Oberlandesgericht Köln

Rechtsmissbräuchliche Abmahnung: „Mensch mit Gecko nicht vergleichbar“

Veröffentlicht: 26.03.2020 | Geschrieben von: Melvin Louis Dreyer | Letzte Aktualisierung: 26.03.2020
Gecko auf Ast

Abgemahnt zu werden ist für keinen Händler eine schöne oder willkommene Angelegenheit. Passiert es dennoch, steht manches Mal der Gedanke im Raum, dass die Unterlassungsaufforderung möglicherweise rechtsmissbräuchlich ist – etwa weil finanzielle Interessen im Vordergrund stehen könnten, und es dem Abmahner eigentlich gar nicht so sehr um den potenziellen Wettbewerbsverstoß selbst geht. Ein abgemahnter Online-Händler sah sich nun in dieser Einschätzung vom Oberlandesgericht Köln bestätigt: Die Richter stellten ein fehlendes konkretes Wettbewerbsverhältnis fest – obwohl beide Händler online mit Nahrungsergänzungsmitteln handelten. Der Knackpunkt: Der eine verkauft solche für Menschen, der andere für Geckos.

Abmahnung berechtigt? Mensch und Gecko nicht vergleichbar

„Wer Nahrungsergänzungsmittel für Menschen verkauft, steht nicht im Wettbewerb mit Verkäufern von Nahrungsergänzungsmitteln für Geckos“ beginnt die Pressemitteilung des Oberlandesgerichts Köln zu diesem Fall (Urteil v. 28.02.2020, Aktenzeichen 6 U 238/19).

Anlass der Verhandlung war die Abmahnung eines Online-Händlers, der Nahrungsergänzungsmittel für Menschen vertreibt. Dieser war offenbar auf die fehlerhafte Widerrufserklärung eines anderen Händlers gestoßen, die zu der Abmahnung führte. Der abgemahnte Händler, der wiederum Nahrungsergänzungsmittel für Geckos vertreibt, beauftragte in der Folge einen Rechtsanwalt und wollte die Kosten dafür vom Abmahner ersetzt sehen – weshalb er schließlich zunächst vor dem Landgericht Köln Klage erhob. Die Abmahnung sei nicht nur unberechtigt, sodass für den Abmahner kein Anspruch auf Erstattung der Abmahnkosten bestehe.
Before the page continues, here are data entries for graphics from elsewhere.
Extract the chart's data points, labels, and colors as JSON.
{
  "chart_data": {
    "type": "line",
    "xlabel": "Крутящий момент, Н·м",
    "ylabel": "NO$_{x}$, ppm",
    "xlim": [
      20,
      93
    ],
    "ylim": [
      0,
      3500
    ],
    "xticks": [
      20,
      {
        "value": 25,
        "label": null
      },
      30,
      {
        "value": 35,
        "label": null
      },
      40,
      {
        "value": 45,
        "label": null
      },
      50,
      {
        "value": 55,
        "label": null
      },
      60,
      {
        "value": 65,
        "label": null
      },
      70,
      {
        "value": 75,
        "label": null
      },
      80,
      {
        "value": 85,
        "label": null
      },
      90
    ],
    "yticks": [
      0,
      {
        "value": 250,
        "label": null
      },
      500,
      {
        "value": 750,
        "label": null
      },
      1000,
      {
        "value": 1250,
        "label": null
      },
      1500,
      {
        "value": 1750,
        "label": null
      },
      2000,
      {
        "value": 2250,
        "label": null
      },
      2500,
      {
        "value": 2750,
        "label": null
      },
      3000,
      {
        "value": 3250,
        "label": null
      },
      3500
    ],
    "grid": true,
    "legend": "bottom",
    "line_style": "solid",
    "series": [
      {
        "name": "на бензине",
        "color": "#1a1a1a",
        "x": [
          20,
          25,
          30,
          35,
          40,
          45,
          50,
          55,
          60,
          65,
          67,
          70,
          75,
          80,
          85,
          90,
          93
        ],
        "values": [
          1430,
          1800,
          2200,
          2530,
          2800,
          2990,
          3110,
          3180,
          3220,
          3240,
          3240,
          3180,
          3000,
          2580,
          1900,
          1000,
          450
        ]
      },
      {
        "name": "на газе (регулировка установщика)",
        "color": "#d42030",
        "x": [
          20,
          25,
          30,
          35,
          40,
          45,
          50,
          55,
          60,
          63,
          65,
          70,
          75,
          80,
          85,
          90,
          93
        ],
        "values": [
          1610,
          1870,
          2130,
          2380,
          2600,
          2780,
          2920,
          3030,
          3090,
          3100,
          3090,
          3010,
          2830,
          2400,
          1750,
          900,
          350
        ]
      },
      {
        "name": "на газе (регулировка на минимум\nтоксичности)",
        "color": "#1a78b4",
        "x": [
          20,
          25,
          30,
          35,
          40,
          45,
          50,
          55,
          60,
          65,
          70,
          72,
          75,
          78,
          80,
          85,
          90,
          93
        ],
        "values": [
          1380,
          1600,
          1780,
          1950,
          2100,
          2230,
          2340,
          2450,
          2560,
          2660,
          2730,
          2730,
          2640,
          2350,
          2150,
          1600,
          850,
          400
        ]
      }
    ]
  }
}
Sie sei darüber hinaus auch rechtsmissbräuchlich. Der Pressemitteilung des OLG zufolge wies das Landgericht Köln die Klage zunächst ab, da die Abmahnung zwar unberechtigt, nicht aber rechtsmissbräuchlich sei.

OLG Köln: Abmahnung rechtsmissbräuchlich

Das Oberlandesgericht Köln entschied in zweiter Instanz aber anders, änderte das vorhergehende Urteil ab und sprach dem Abgemahnten die außergerichtlichen Rechtsanwaltskosten aus einem Streitwert von 5.000 Euro zu.

Der Abmahner habe sich auf einen ungeeigneten Aspekt gestützt, um das für eine berechtigte Abmahnung notwendige konkrete Wettbewerbsverhältnis herzuleiten: Unternehmer, die Nahrungsergänzungsmittel für Menschen verkaufen, stünden offensichtlich nicht mit solchen in einem Wettbewerb, die Futter und Nahrungsergänzungsmittel für Geckos anbieten. „Der Beklagte habe sich offensichtlich nicht inhaltlich mit der Website des Klägers befasst, weil ihm dann aufgefallen wäre, dass das Abstellen auf Nahrungsergänzungsmitteln zur Begründung eines Wettbewerbsverhältnisses abwegig ist“ heißt es weiter in der Pressemitteilung. Ein wirtschaftlich denkender Unternehmer, der die Lage beobachtet, würde also nicht davon ausgehen, dass die fehlerhafte Widerrufsbelehrung des einen Shop-Betreibers den anderen in diesem konkreten Fall beeinträchtigt. Da sich dies derart aufdrängt, sei die Triebfeder der Abmahnung nicht das unlautere Verhalten des Abgemahnten gewesen – vielmehr hätten sachfremde Motive offensichtlich im Vordergrund gestanden. 

Die Revision wurde nicht zugelassen.